The bill, though, is silent on HLS. It does provide NASA with an additional $388 million for climate change research and development, of which $225 million would go to the agency’s aeronautics directorate for sustainable aviation. The remainder would be used for research and modeling, data management and support for wildfire monitoring and emergency response. An additional $7 million would go to NASA cybersecurity.
In an Aug. 19 interview, Nelson said that the budget reconciliation package is one of two avenues NASA is pursuing to obtain the additional funding needed for a second HLS award. The other is the traditional annual appropriations process, although a House appropriations bill passed in July increased spending on HLS by only $150 million above the agency’s request of $1.195 billion.

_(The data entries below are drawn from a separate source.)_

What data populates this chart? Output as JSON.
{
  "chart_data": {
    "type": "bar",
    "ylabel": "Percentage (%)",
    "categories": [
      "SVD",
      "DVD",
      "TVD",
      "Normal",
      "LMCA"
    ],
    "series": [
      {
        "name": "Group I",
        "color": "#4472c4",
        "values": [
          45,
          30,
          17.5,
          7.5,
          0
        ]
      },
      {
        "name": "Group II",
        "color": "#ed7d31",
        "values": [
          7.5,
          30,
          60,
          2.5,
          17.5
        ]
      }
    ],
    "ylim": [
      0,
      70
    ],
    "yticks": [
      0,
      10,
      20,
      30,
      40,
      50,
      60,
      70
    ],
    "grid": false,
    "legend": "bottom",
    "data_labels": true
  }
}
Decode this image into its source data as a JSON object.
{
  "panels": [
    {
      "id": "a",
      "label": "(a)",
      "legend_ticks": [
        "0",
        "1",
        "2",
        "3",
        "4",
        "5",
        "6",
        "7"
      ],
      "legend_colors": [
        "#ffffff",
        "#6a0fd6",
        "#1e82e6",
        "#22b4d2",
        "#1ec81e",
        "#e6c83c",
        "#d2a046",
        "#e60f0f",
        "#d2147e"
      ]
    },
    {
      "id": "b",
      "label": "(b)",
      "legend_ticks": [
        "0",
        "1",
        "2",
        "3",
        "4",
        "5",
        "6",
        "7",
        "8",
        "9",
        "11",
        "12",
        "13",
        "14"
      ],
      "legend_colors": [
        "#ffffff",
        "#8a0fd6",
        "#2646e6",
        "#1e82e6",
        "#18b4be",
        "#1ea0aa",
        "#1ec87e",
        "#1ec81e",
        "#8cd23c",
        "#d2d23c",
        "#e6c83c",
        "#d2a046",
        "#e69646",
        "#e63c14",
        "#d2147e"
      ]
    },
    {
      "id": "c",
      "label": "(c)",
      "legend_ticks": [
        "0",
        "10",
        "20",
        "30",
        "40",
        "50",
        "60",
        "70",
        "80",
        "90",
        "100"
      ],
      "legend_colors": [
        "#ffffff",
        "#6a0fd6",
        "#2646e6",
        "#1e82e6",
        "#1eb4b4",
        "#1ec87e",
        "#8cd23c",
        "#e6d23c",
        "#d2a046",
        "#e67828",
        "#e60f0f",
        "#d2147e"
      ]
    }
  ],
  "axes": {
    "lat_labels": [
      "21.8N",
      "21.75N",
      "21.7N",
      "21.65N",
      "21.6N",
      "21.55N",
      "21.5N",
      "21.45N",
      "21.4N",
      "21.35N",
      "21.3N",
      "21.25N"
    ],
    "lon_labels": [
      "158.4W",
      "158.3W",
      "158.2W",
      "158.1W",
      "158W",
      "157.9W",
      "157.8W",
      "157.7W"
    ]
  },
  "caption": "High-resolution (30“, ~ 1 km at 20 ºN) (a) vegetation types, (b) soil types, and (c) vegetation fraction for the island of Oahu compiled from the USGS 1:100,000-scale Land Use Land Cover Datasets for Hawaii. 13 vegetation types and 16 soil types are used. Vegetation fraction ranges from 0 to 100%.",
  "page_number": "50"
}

The Senate has yet to act on either a fiscal year 2022 spending bill or various aspects of the budget reconciliation package. In a speech at the 36th Space Symposium Aug. 24, Sen. Jerry Moran (R-Kan.), who is both the ranking member of the appropriations subcommittee that funds NASA as well as a member of the Senate Commerce Committee, said he expected appropriators to mark up a fiscal year 2022 spending bill in late September.
He added in an interview after the speech that the Senate Commerce Committee hasn’t yet determined how it will draft its portions of the budget reconciliation package. “We’re in new territory,” he said, noting that both he and the ranking member of the full committee, Sen. Roger Wicker (R-Miss.), asked committee chair Sen. Maria Cantwell (D-Wash.) to use “a committee process” to provide input on the bill.
The draft bill to be considered by the House Science Committee also includes funding for a NOAA space weather project. It offers $173 million to accelerate development of the Space Weather Next L-1 mission, a successor to the Space Weather Follow-On L-1 mission scheduled for launch in 2025. The Space Weather Next L-1 mission is planned for the early 2030s, and the funding provided would move up its launch to 2028 and provide an independent launch, NOAA spokesperson John Leslie said Sept. 9.
The bill provides more than $3.4 billion for NSF infrastructure projects, such as major research equipment and construction projects. The bill does not identify any specific projects, which could include a replacement for the Arecibo Observatory radio telescope that collapsed last December or financial support for large ground-based astronomical observatories like the Giant Magellan Telescope or Thirty Meter Telescope. The NSF would get an additional $7.55 billion for research awards, scholarships and fellowships.
The overall fate of the budget reconciliation package remains uncertain. Because no Republican members of the Senate are likely to vote for the bill, all 50 Democrats must vote for it, with Vice President Kamala Harris casting a tiebreaking vote, for it to pass.
However, in a Sept. 2 op-ed in The Wall Street Journal, Sen. Joe Manchin (D-W.Va.) said he would not support a $3.5 trillion bill, citing his concerns about its effects on inflation and the national debt. He called for a “strategic pause” in the development of the bill and reducing its size to “only what America can afford and needs to spend.”
Nelson, in last month’s interview, acknowledged the challenge of getting the budget reconciliation package through a divided Senate. “What’s my guess on a reconciliation bill that you have to have all 50 Democrats voting for in the Senate in order to get it passed?” he asked. “Your guess is as good as mine.”